More than three years since legalising Islamic banking, Uganda is yet to register a single application from lenders in this segment of the business.
This leaves Uganda’s financial sector behind its peers in East Africa.
“We are waiting for applications … we have not received any application from any financial institutions interested in Islamic banking,” said Bank of Uganda Deputy Governor Dr Louis Kasekende at a recent financial inclusion dialogue and get-together.
Finance Minister Matia Kasaija had asked why Sharia lending had remained on paper for more than three years since the law made a provision for it.
Unlike conventional lending that takes collateral from borrowers and charges interest on loans, Islamic banking is an interest-free system that finances business ventures in which the lender takes up equity and participates in their management to ensure their viability.
Kenya and Tanzania have for years had a number of banks that are Sharia-compliant, giving product options to customers averse to interest-driven growth.
In 2016, the Uganda parliament amended the Financial Institutions Act to introduce new products such as bancassurance (insurance provided by banks), agent banking and Islamic banking, to encourage more people from the unbanked population to enter the formal money economy.
Accordingly, section 1 (a) of the Financial Institutions (Amendment) Act, 2016, provided for “an Islamic financial business, subject to any restrictions specified by the central bank.”
The amendment was based on a report by the Parliamentary Committee on Finance, which highlighted the fact that “provision of Islamic banking and financial products is growing rapidly in many countries.”
The report recommended the establishment of a central Sharia Advisory Board in the Bank of Uganda to regulate Islamic banking as it was deemed to be a viable product in Uganda.
At the time, half of the 22 licensed conventional and commercial banks in the country had expressed interest in providing Islamic banking products to their customers.
Thereafter, the Ministry of Finance went to work on the regulations that would support Islamic banking and make it operational.

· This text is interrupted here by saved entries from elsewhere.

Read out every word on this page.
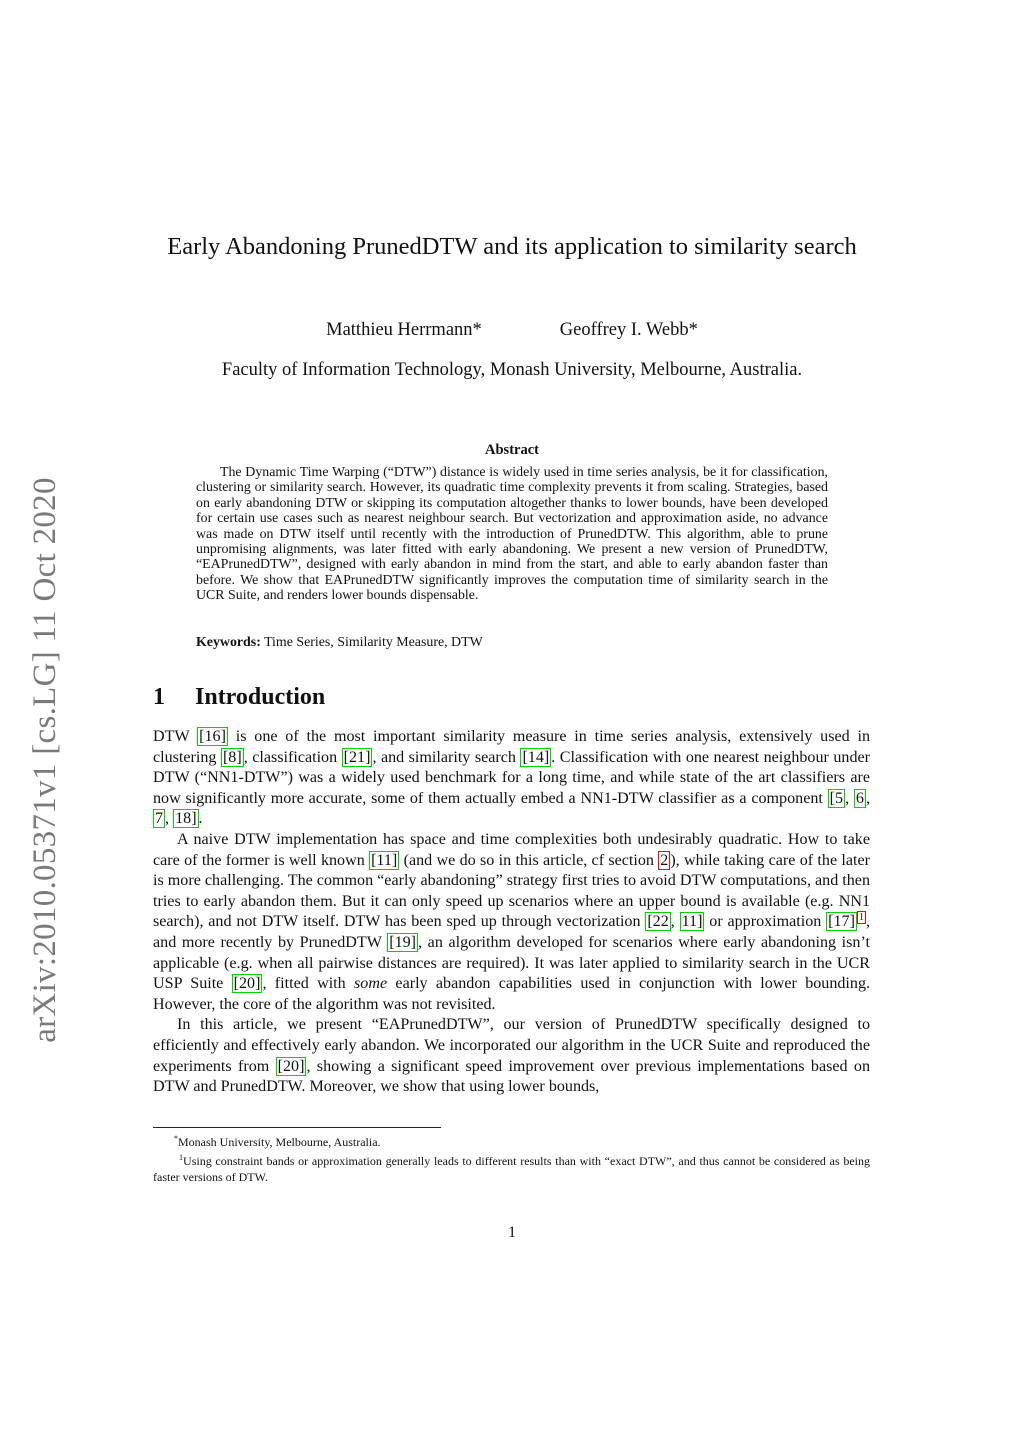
arXiv:2010.05371v1 [cs.LG] 11 Oct 2020
Early Abandoning PrunedDTW and its application to similarity search
Matthieu Herrmann*	Geoffrey I. Webb*
Faculty of Information Technology, Monash University, Melbourne, Australia.
Abstract

The Dynamic Time Warping (“DTW”) distance is widely used in time series analysis, be it for classification, clustering or similarity search. However, its quadratic time complexity prevents it from scaling. Strategies, based on early abandoning DTW or skipping its computation altogether thanks to lower bounds, have been developed for certain use cases such as nearest neighbour search. But vectorization and approximation aside, no advance was made on DTW itself until recently with the introduction of PrunedDTW. This algorithm, able to prune unpromising alignments, was later fitted with early abandoning. We present a new version of PrunedDTW, “EAPrunedDTW”, designed with early abandon in mind from the start, and able to early abandon faster than before. We show that EAPrunedDTW significantly improves the computation time of similarity search in the UCR Suite, and renders lower bounds dispensable.

Keywords: Time Series, Similarity Measure, DTW

1 Introduction

DTW [16] is one of the most important similarity measure in time series analysis, extensively used in clustering [8] , classification [21] , and similarity search [14] . Classification with one nearest neighbour under DTW (“NN1-DTW”) was a widely used benchmark for a long time, and while state of the art classifiers are now significantly more accurate, some of them actually embed a NN1-DTW classifier as a component [5 , 6 , 7 , 18] .

A naive DTW implementation has space and time complexities both undesirably quadratic. How to take care of the former is well known [11] (and we do so in this article, cf section 2 ), while taking care of the later is more challenging. The common “early abandoning” strategy first tries to avoid DTW computations, and then tries to early abandon them. But it can only speed up scenarios where an upper bound is available (e.g. NN1 search), and not DTW itself. DTW has been sped up through vectorization [22 , 11] or approximation [17] $^1$ , and more recently by PrunedDTW [19] , an algorithm developed for scenarios where early abandoning isn’t applicable (e.g. when all pairwise distances are required). It was later applied to similarity search in the UCR USP Suite [20] , fitted with some early abandon capabilities used in conjunction with lower bounding. However, the core of the algorithm was not revisited.

In this article, we present “EAPrunedDTW”, our version of PrunedDTW specifically designed to efficiently and effectively early abandon. We incorporated our algorithm in the UCR Suite and reproduced the experiments from [20] , showing a significant speed improvement over previous implementations based on DTW and PrunedDTW. Moreover, we show that using lower bounds,

*Monash University, Melbourne, Australia.

$^1$Using constraint bands or approximation generally leads to different results than with “exact DTW”, and thus cannot be considered as being faster versions of DTW.

1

In June this year, Junior Minister for Finance David Bahati told Parliament that the regulations were ready.
Deputy Secretary to the Treasury Patrick Ocailap said these regulations paved the way for Sharia-compliant banking to start in October.
Although some economists cast doubt on the viability of Islamic banking in Uganda, citing its low impact in Kenya and Tanzania, the amendment brought some excitement, with it financial experts arguing that this was a game changer.
However, the delays mean Uganda is missing out on several capital inflows, according to Abubaker Mayanja, a financial economist with ABL Dunamis, a finance and investment advisory firm.
Mr Mayanja argues that Islamic banking in Uganda could lead to an increase in capital inflows of $600 million over the medium term, driven by international banks that include Sharia lending in their offering elsewhere, introduced with special capital rather than conventional deposits.
There will also be inflows from regional players and Middle Eastern financial institutions that possess substantial capital and knowledge, but are currently experiencing business shrinkage due to turmoil in their markets.